AFP
27 Décembre 2025
À 09:30
Contraintes de dormir sous des tentes ou dans la promiscuité des
centres d'hébergement d'urgence depuis la reprise des combats, le 7 décembre, les centaines de milliers de personnes évacuées de part et d'autre de la frontière contestée pourront peut-être passer le Nouvel An à la maison.

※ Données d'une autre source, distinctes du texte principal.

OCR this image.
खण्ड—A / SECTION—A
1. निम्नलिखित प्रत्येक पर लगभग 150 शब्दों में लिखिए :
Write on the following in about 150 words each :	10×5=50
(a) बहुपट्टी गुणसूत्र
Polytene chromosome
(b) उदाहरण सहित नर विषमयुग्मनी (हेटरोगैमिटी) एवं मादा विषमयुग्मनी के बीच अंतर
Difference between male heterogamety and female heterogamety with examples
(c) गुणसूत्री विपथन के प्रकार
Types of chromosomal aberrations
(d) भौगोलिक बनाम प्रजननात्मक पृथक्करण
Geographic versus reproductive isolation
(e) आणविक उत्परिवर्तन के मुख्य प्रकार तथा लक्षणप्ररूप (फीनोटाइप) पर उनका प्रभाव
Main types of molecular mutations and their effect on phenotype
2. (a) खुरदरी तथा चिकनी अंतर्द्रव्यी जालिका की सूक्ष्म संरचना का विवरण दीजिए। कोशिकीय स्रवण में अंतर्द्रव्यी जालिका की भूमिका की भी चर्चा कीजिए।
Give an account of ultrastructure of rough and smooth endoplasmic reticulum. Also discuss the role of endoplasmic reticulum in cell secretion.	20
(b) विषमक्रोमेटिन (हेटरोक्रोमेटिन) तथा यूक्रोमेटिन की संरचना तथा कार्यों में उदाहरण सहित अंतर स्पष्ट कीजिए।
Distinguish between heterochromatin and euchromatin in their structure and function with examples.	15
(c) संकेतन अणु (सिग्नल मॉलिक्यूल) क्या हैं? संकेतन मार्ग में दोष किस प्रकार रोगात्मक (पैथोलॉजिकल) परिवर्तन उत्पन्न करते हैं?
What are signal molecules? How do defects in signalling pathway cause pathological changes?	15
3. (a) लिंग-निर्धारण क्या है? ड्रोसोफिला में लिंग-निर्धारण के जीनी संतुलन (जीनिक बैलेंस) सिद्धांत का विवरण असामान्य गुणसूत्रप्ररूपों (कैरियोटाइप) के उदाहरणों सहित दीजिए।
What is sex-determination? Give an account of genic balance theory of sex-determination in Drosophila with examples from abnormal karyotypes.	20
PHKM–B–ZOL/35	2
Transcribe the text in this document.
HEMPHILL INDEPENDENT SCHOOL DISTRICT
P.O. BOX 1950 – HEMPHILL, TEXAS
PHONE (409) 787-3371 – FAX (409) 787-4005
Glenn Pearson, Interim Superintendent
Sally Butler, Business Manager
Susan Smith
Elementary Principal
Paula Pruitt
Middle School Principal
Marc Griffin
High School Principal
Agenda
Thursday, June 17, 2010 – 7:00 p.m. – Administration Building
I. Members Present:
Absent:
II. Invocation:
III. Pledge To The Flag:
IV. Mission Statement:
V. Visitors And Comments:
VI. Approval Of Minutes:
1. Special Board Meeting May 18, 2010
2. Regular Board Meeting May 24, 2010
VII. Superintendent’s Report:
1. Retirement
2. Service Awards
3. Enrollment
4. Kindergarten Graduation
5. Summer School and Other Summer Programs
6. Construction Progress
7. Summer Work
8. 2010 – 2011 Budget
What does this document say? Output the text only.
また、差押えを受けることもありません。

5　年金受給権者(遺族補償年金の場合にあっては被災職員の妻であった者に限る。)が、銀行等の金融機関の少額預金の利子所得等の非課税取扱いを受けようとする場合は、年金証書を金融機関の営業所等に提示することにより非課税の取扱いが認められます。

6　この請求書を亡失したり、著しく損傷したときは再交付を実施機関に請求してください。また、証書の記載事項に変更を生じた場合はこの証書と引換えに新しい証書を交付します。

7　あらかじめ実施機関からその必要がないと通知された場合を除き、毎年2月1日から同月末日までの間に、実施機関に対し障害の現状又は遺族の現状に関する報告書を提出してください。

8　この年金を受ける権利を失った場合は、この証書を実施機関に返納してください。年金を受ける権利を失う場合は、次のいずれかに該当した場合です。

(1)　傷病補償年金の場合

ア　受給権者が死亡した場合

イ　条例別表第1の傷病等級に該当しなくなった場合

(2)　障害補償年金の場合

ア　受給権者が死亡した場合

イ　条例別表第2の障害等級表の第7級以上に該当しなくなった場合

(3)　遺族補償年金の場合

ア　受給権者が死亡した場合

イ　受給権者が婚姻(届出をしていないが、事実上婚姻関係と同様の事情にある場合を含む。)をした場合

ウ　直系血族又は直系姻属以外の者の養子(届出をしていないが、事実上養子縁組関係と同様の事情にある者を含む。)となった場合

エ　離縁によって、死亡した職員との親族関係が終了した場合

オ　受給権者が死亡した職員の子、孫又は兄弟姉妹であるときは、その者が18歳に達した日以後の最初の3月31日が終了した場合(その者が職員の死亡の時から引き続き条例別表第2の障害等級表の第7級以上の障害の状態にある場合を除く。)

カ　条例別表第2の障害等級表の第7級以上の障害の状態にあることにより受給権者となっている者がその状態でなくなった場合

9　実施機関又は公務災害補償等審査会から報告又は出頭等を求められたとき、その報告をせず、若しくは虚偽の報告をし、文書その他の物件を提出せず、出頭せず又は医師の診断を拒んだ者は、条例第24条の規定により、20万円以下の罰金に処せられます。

"S'ils arrêtent de se battre dès maintenant, je serai très heureuse car les gens pourront rentrer chez eux", a dit à l'AFP Oeum Raksmey, une déplacée cambodgienne de 22 ans. "Mais je n'ose pas encore rentrer chez moi. J'ai toujours peur. Je ne fais pas confiance aux Thaïlandais".
Une déclaration conjointe annonce l'entrée en vigueur de la trêve samedi à 12H00 (05H00 GMT) et indique que "les deux parties conviennent de permettre aux civils résidant dans les
zones frontalières affectées de rentrer chez eux dans les plus brefs délais".
Signé par les ministres de la Défense de la
Thaïlande et du
Cambodge, le texte évoque par ailleurs le gel des
positions militaires, le
déminage des régions frontalières, une coopération policière pour lutter contre la
cybercriminalité et la libération par
Bangkok de 18
soldats cambodgiens après 72 heures de
cessez-le-feu effectif.
"Ce cessez-le-feu constitue une porte vers une solution pacifique", a commenté le ministre thaïlandais de la Défense, Natthaphon Narkphanit, affirmant partager la "colère", la "douleur" et les "inquiétudes" de sa population.
Selon les derniers bilans officiels respectifs, 47 personnes ont été tuées au total au cours des dernières semaines : 26 côté thaïlandais et 21 côté cambodgien.